March 23rd, 2003

hermione by oatmilk

Well, i made it back.

I actually started some homeworky stuff Sunday night, but mostly i'm just in denial.

Emilie successfully found my house, and the-backup-that-would-not-end before we even got to the Mass Pike wasn't too painful (and near the end we drove in the breakdown lane after a few score other people had done it and "beat the system" by taking an exit and then entering back onto the highway farther down allowing us to legitimately travel in the breakdown lane until the traffic let us into a real lane). The accident which had caused the backup, though -- light blue car totally flipped over, everything above dashboard level flattened... wow.

There is much catching up to be done, in many areas.

I think i left my brain out on the highway somewhere.
  • Current Music
    rediscovering Everclear
hermione by oatmilk

I don't even know where to begin commenting.
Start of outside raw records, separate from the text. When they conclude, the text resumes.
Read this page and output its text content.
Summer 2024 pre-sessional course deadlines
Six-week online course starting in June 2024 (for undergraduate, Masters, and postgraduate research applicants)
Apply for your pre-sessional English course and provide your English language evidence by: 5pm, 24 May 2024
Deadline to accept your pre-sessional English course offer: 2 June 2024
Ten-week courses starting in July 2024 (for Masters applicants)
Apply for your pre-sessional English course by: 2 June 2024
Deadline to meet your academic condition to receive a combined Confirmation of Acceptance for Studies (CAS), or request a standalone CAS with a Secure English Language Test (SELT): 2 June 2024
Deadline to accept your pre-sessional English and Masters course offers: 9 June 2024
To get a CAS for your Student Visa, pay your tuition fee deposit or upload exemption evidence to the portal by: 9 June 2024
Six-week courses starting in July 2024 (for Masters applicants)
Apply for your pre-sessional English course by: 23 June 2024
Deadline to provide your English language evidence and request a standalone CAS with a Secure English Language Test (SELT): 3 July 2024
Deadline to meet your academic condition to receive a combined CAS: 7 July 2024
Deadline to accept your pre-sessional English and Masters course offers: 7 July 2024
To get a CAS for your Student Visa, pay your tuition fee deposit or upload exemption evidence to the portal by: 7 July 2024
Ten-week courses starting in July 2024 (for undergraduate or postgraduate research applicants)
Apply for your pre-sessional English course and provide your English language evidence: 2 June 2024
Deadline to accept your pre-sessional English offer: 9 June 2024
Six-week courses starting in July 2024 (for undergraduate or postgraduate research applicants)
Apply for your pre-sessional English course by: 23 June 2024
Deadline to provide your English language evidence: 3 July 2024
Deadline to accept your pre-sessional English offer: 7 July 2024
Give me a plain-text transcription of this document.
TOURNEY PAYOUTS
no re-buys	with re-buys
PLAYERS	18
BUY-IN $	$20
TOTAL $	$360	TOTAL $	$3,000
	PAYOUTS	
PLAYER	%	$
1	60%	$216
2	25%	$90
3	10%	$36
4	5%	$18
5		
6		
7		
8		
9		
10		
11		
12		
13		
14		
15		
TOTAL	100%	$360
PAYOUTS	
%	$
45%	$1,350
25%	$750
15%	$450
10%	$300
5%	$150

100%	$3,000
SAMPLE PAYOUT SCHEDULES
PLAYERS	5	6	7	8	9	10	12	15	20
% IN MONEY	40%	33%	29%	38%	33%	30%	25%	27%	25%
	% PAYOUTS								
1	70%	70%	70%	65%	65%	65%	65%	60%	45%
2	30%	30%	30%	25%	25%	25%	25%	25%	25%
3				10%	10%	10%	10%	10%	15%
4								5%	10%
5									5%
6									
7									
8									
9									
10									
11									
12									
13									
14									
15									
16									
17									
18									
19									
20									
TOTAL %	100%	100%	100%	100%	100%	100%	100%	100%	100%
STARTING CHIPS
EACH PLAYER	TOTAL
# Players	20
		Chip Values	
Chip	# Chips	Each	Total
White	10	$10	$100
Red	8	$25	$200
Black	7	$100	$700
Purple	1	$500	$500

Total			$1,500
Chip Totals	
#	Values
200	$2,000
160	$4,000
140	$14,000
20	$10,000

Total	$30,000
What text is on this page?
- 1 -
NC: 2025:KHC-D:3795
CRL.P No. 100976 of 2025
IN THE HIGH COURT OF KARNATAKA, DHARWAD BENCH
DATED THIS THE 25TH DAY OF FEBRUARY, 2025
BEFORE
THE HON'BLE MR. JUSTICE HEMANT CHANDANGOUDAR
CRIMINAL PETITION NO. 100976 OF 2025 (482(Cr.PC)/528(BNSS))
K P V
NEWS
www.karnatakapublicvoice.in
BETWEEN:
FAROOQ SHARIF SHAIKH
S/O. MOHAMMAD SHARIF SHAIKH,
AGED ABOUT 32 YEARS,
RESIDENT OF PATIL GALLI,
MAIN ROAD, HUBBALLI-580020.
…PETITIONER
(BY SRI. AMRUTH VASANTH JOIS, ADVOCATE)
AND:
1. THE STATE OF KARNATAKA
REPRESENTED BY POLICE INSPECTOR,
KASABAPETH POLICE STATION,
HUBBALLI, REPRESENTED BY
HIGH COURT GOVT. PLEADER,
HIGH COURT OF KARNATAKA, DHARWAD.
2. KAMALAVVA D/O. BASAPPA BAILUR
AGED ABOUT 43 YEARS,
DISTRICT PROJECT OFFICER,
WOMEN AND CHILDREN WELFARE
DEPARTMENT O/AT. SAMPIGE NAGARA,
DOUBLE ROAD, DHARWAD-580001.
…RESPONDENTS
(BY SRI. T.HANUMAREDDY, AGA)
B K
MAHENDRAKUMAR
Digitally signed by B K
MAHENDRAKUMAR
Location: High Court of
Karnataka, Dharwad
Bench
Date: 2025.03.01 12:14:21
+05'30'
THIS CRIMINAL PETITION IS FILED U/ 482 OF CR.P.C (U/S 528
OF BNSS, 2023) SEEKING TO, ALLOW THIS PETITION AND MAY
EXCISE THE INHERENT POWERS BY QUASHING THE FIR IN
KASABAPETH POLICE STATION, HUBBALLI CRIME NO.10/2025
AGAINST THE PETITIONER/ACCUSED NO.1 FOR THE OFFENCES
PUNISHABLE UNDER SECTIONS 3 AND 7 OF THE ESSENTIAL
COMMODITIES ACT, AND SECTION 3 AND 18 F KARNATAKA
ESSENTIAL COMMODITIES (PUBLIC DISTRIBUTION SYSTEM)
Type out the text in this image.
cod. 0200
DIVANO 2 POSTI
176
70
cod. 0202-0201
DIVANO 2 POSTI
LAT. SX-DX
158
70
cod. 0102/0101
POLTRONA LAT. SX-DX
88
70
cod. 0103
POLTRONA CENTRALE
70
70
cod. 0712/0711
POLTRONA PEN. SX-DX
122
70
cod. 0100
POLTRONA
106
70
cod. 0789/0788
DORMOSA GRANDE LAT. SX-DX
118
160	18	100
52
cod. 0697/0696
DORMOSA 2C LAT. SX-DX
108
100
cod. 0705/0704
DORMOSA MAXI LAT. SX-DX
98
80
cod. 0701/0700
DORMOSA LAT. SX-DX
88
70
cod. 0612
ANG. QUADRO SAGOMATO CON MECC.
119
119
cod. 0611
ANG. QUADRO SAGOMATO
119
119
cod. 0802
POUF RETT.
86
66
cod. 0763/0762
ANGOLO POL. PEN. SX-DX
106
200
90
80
from the March 26, 2003 Newsweek:

Yearly Expenses

Singles, Age 25 to 34........................Men.............Women

average annual expenditures..................$28,925.........$28,267
percentage with their own home...............31%.............28%
percentage who rent..........................69%.............72%
average rent.................................$6,091..........$6,646
food at home.................................$1,405..........$1,278
food away from home..........................$2,351..........$1,709
apparel and services.........................$555............$1,053
percentage who own or lease a vehicle........85%.............80%
gasoline and motor oil.......................$960............$761
vehicle insurance............................$501............$571
vehhicle leasing, rental, license............$577............$534
personal-care products and services..........$247............$494
telephone services...........................$745............$889
entertainment................................$1,625..........$1,203



ages 25 to 24
average income (before taxes) of single men: $36,766
average income (before taxes) of single women: $31,640

ages 25 to 34
men with college degrees: 29%
women with college degrees: 33%
you think you know...

catching up

So i read the smithies community friendspage, and it frustrates me to read entries that are so angry but don’t necessarily seem to have much thought behind them. This is a rare thoughtful post. But really, the war is going to be a separate post. (I will link to the amusing Entertainment Weekly take on the French/freedom renaming issue here, though.)


We know Marc Steinberg reads the Jolt, but this is closer to "four kinds of creepy."

Speaking of the Jolt,
smith professor quotes
"I've been teaching here for 28 years, and let me make this perfectly clear: I started teaching when I was twelve."
-Professor Skarda
Also, i don’t watch the Academy Awards, because generally i don’t care, but i want details on this Michael Moore incident. [edited to say yay for /friendsfriends -- Yahoo news report, acceptance speech from Oscar.com, and a backstage comment]


Everyone loves away messages.


I like this post. She talks about how even very literalist Christians don’t apply everything in the Bible to today.
"do not lie with a man as one lies with a woman; that is detestable" (leviticus 18:22). (josh likes to add here that of course one doesn't lie with a man as one lies with a woman; it's a completely different experience! but i don't think that's what moses was talking about.)

...

yup, i'm talking about fundamentalist christians. they say they take the bible literally, but somehow they've managed to skip over major chapters of it. if genesis says that God created the earth in seven discrete 24-hour periods, and if i'm an abomination because a verse of leviticus says so, then why is the rest of leviticus not literally true? why do fundamentalists eat bacon? cut their hair? get big-ass religious tattoos? wear cotton/poly blends? (not just a crime against fashion--a crime against God!) and, more importantly, why are they not sacrificing goats?! i want to see some bloody altars, people! and the bible says that you can sacrifice pigeons if you can't afford goats, and if that's the case, i have a whole new pest control initiative for new york city, and any other interested metropolitan area.


sexonastick says: “It seems that every fandom's been taking their turn at creating snarky icons.”
MY FANDOM eats you starting with your bottom.

I like some of the Harry Potter ones:
“My fandom is full of pedophiles.”
“Our dark-haired hero is better than your dark-haired hero.”
“My fandom thinks I’m a prepubescent slut.”